Une fois de plus, j'ai eu la bonne intuition car le temps est magnifique, et le soleil brille sur fond de ciel bleu. Le temps tournera à la pluie en fin d'après-midi. A Pralognan-la-Vanoise, on profite d'un climat continental montagnard, plutôt humide, avec des hivers froids et neigeux et des étés doux marqués d'orages. Pour atteindre le village, il n'y a que la départementale 915 au départ de Moûtiers. Si vous préférez les sentiers de muletiers, libre à vous de passer par les cols de la Vanoise (2h30 d'ascension), celui d'Aussois ou de Chavière.

Pralognan signifie « pré éloigné » en patois local. D'autres hypothèses furent avancées quant au nom de ce village, dont le terme de «Sommet de la vallée dangereuse ». On y vit pourtant depuis l'âge de Fer puisque des traces de vie humaines furent retrouvées sur place. Bien plus tard, Pierre II de Tarentaise, alors archevêque, émettra le souhait que les chanoines forment un collège de réguliers, dont la majorité des membres semble alors être issue du Prieuré de Pralognan, fondé en 1144, placé sous la règle de Saint-Augustin, et isolé en pleine montagne sur la route du col de la Vanoise.

Endroit écarté du monde, le col servit longtemps de point de passage somme toute facile pour la route du sel et du Beaufort qui était empruntée par colporteurs et contrebandiers. Sel des salines des Salins-les-Thermes et fromage de Beaufort partaient ainsi dans le Piémont pour être échangés contre des épices et des étoffes. Un octroi était toutefois perçu au passage pour financer l'entretien de ce chemin de « Vanoyse ». Et le village de s'appeler La Vanoise de 1794 à 1815.

 

Arrive l'époque des randonneurs et des alpinistes, avec une première tentative de franchissement du sommet de la Grande Casse (3855 mètres) par un Anglais accompagné d'Etienne Favre (un enfant du pays) et d'un guide de Chamonix le 8 août 1860. Vingt ans plus tard naissait la Compagnie des Guides de Pralognan. Puis, chose plus insolite, l'inventif préposé aux Postes, le facteur Rey, décide un jour de se déplacer sur deux planches en bois qu'il fait glisser sur la neige en 1903. La première course de ski aura bientôt lieu sur la piste du Barioz. Et son frère, Joseph, non moins inventif, demande au conseil municipal du village de Pralognan d'installer une première centrale hydroélectrique, rien que cela. Le projet est adopté et le village allumera peu de temps après ses premières lampes alimentées par trois kilomètres de fil.

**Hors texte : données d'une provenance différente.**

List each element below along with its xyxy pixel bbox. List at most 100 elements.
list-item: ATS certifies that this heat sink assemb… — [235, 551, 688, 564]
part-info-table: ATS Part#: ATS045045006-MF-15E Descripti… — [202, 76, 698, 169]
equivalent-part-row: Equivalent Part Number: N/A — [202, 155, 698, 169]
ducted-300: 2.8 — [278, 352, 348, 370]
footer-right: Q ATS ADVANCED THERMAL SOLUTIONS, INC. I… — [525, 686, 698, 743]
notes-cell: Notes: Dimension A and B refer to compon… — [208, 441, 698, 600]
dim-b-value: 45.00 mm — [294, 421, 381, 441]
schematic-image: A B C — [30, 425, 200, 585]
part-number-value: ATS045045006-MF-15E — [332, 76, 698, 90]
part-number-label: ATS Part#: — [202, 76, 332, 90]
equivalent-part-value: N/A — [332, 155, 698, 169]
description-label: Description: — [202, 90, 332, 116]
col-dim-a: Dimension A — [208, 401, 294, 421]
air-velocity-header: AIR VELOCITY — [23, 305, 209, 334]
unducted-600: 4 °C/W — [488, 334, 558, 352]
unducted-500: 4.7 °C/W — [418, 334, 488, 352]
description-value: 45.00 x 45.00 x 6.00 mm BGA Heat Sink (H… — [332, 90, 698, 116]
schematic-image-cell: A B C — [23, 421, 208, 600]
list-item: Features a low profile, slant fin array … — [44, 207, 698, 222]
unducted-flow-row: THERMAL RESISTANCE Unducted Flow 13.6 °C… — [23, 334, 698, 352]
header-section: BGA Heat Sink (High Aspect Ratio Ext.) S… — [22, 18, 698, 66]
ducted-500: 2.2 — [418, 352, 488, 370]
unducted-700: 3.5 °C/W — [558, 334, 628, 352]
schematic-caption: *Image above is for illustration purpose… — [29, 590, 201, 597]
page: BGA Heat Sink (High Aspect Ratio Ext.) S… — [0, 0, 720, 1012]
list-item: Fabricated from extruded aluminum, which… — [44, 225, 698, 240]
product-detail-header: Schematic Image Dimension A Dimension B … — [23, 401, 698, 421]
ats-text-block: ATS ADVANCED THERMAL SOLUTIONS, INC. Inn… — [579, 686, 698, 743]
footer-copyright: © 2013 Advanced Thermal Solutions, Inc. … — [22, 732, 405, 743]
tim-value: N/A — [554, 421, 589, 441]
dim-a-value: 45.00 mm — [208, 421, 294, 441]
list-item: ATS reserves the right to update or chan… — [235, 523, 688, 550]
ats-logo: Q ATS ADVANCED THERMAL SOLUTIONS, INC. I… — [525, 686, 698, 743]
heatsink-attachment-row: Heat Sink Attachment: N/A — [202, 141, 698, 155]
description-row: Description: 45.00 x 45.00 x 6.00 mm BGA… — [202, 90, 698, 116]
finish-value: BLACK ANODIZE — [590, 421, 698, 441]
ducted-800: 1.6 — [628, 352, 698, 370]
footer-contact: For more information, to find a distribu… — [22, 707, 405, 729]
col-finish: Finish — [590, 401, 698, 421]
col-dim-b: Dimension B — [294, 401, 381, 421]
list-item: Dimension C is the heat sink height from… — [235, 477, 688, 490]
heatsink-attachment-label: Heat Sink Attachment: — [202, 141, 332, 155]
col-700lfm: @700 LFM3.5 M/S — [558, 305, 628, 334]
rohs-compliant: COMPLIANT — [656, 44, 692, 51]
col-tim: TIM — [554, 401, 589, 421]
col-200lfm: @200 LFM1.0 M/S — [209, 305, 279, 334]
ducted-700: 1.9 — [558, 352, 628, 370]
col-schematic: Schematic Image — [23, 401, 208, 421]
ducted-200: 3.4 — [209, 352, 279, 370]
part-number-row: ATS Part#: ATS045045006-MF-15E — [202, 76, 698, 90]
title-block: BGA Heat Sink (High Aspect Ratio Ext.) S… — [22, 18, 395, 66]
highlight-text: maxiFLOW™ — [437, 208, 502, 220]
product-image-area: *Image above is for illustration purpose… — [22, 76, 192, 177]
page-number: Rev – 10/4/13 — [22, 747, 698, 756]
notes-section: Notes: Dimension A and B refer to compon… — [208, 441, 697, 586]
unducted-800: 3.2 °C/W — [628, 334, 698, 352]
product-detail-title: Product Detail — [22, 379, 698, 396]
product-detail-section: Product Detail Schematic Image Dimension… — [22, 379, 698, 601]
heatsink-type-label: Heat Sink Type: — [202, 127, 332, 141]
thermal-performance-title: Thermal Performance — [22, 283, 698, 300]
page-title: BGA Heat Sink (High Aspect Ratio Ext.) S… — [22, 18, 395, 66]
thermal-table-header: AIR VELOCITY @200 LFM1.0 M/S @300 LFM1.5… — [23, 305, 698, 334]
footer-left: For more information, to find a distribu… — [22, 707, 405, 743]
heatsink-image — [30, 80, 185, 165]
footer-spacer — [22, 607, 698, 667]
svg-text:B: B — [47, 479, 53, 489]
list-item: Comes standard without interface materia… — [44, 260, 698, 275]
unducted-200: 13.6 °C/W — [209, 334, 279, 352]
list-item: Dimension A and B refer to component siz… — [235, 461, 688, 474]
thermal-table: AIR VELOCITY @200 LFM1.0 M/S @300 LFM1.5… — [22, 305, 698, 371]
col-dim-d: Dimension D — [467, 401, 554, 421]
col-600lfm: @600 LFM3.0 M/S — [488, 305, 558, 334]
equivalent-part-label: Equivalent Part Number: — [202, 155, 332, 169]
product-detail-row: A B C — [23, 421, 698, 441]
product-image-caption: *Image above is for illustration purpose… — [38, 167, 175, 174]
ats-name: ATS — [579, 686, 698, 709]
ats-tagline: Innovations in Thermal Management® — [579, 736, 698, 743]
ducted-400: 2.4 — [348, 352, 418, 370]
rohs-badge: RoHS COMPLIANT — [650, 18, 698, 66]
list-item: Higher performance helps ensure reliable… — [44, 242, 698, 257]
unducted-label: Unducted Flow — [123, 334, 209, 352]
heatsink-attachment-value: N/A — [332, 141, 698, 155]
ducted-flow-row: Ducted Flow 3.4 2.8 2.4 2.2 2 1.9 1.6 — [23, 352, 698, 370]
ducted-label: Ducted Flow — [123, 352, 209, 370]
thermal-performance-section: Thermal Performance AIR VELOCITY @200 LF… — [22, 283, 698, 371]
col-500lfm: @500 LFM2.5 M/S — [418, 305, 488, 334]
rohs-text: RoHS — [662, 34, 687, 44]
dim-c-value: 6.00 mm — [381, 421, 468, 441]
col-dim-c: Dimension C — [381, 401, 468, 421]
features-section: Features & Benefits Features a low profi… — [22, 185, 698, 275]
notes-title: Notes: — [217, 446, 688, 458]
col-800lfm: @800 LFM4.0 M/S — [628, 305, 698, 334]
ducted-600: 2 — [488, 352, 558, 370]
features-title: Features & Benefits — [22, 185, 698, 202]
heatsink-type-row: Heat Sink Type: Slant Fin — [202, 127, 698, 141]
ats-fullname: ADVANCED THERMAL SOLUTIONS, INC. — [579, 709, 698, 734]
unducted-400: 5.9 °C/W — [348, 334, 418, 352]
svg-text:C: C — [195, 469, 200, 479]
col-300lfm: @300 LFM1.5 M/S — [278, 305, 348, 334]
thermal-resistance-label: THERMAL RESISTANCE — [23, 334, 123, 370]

Le village prend son nom actuel en 1912, et onze années plus tard, une nouvelle centrale électrique est construite au pont de Gavin. Dès lors, la région va miser sur les sports d'hiver avec l'installation d'un tremplin de saut en 1920, d'une patinoire de vitesse dix ans plus tard et l'arrivée laborieuse des premiers téléskis en 1937. Mais l'évènement de taille est à mes yeux le classement par Pralognan-la-Vanoise de près de 70% de son territoire, qui deviendra le parc national de la Vanoise. Nous sommes alors en 1963. Entre le déroulement sur la commune des épreuves de curling des JO d'Albertville en 1992 et le développement du parc national, le petit village pourra fêter dignement le centenaire du tourisme local en 1997, puis le 150è anniversaire de l'ascension de la Grande Casse par Etienne Favre, alors porteur pour le compte de l'expédition de 1860.

 

Une promenade dans Pralognan m'en apprendra davantage : je m'arrête d'abord au supermarché Casino du coin où je rencontre des habitants souriants et prêts à me faire découvrir leur havre de paix. Il n'y a apparemment que moi ici pour penser pouvoir me rendre en voiture jusqu'au col de la Vanoise. « N'y pensez pas cher Monsieur, c'est à pied que ce col se franchit, au terme de 2H30 d'ascension ». Je me ravise aussitôt, expliquant que je suis simplement à la recherche de beaux points de vue pour illustrer un article. On me conseille aussitôt de poursuivre en direction des Prioux, un petit hameau niché dans la vallée de Chavière.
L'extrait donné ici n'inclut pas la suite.